Ce film se regarde non par intérêt pour l'histoire, plaisir des situations ou attachement aux personnages, mais pour l'idée que se fait Besson, film après film, du monde dans lequel nous vivons et de la manière dont il croit pouvoir le décrire. C'est donc une énième farce à la Besson que ce From Paris with Love.
Ici deux personnages sont à suivre, joués par John Travolta (JT) et Jonathan Rhys Meyer (JRM). Ce sont les seuls personnages à avoir été "développés" (guillemets de rigueur, le développement étant très léger, "surfacés" conviendrait mieux). Ce sont même les seuls êtres vivants du film, capables de réflexion, de réactions, de mouvements. Les autres intervenants sont ce que l'on nomme dans les jeux vidéos des personnages non joueurs. Ce sont des playmobils placés selon le besoin des scènes, parfois selon rien du tout, pour rebondir ou glisser contre les deux héros. C'est assez révoltant ce culot de Besson, cette manière abjecte de se moquer complétement du spectateur et de son sens critique.
Jugez plutôt : lors d'une énième scène de bravoure JT, surplombant le périph', balance une roquette sur la voiture d'un terroriste qui fonce à contre sens sur un cortège d'officiels américains. La voiture explose. Le cortège, qui avait contemplé le danger lui arriver dessus sans s'émouvoir plus que ça, dépasse ensuite tranquillement la carcasse en flamme du véhicule et continue son petit bonhomme de chemin. Sans ralentir, sans faire demi-tour, sans changer d'itinéraire, sans annuler la délégation, sans même hausser un sourcil devant le carnage, comme si tout ça était normal et attendu, comme si la France c'était l'Afghanistan et le périphérique un repaire de talibans. Bref le cortège ne réagit pas parce qu'il en est incapable, c'est un cortège de playmobils poussé par la main potelé de Besson.
Luc Besson ne sait pas imaginer une histoire où chaque personnage serait doué d'une vie propre. C'est trop compliqué, trop fastidieux. Du coup JT, seul acteur à partager dans le film avec JRM ce don rare qu'est la vie, pour tuer son ennui, va passer tout le film à dézinguer tous les foutus playmobils qui l'entourent, pour un oui ou pour non, juste parce qu'ils sont là. On le comprend, autant se défouler puisque dans ce monde tuer ne porte pas à conséquence. Et même faut bien s'occuper tout simplement, ils ont beau être les seuls êtres vivants dans ce triste univers, JT ne va quand même pas développer une histoire d'amour apocalypique avec JRM, on est chez Besson tout de même ! Y a un cahier des charges.
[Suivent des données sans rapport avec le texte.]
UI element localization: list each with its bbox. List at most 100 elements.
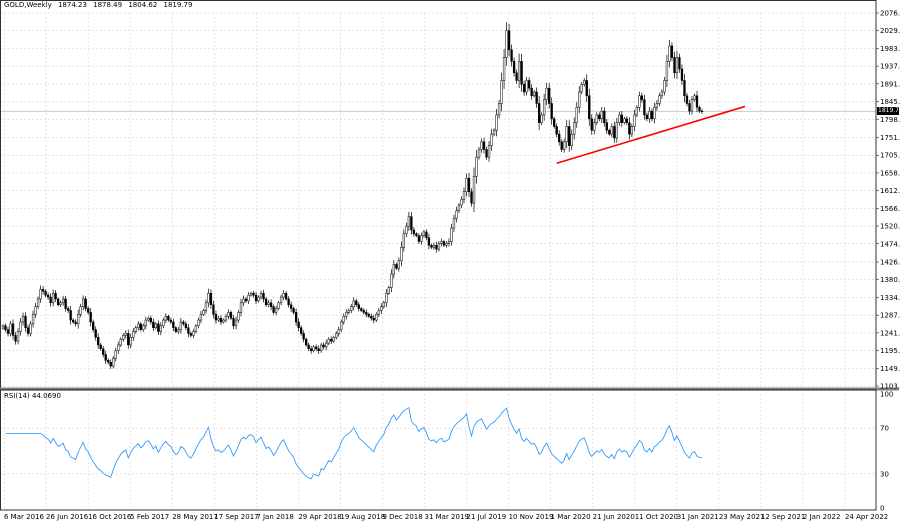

Je passe sur les clichés. A croire que Besson n'a jamais mis les pieds à Paris, voire en France, et qu'il faut donc prouver à chaque plan que l'on y est bien. Une scène toutefois, pour son ridicule : JT et JRM sont sur la tour Eiffel. Personne n'en tombe mais la question est : que font-ils là ? On ne sait pas. Ils prennent l'ascenseur bondé et en profitent pour sniffer de la coke dedans (les playmobils autour ne voient rien puisque ce sont des playmobils). Arrivés en haut ils lâchent deux banalités qui ne servent en rien la progression de l'intrigue et le plan suivant ils ne sont plus sur la tour Eiffel. Pourquoi étaient-ils donc sur la tour Eiffel ? Et même comment ont-ils fait ? Car toute personne ayant déjà approché le monument sait qu'il faut bien compter à minima une heure de file d'attente pour y grimper. C'est un peu longuet pour ne rien y faire.
Chez Besson même l'histoire semble le fait d'un enfant jouant avec ses playmobils : "alors là on dit qu'ils sont sur la tour Eiffel", et hop ! l'enfant les pose sur sa tour Eiffel playmo.
Je pourrais continuer longtemps et me lamenter du niveau de chaque scène, chaque dialogue...
En conclusion et pour ceux qui n'auraient pas vu ce film : ménagez vos deniers, si vous voulez le voir, attendez le passage TV.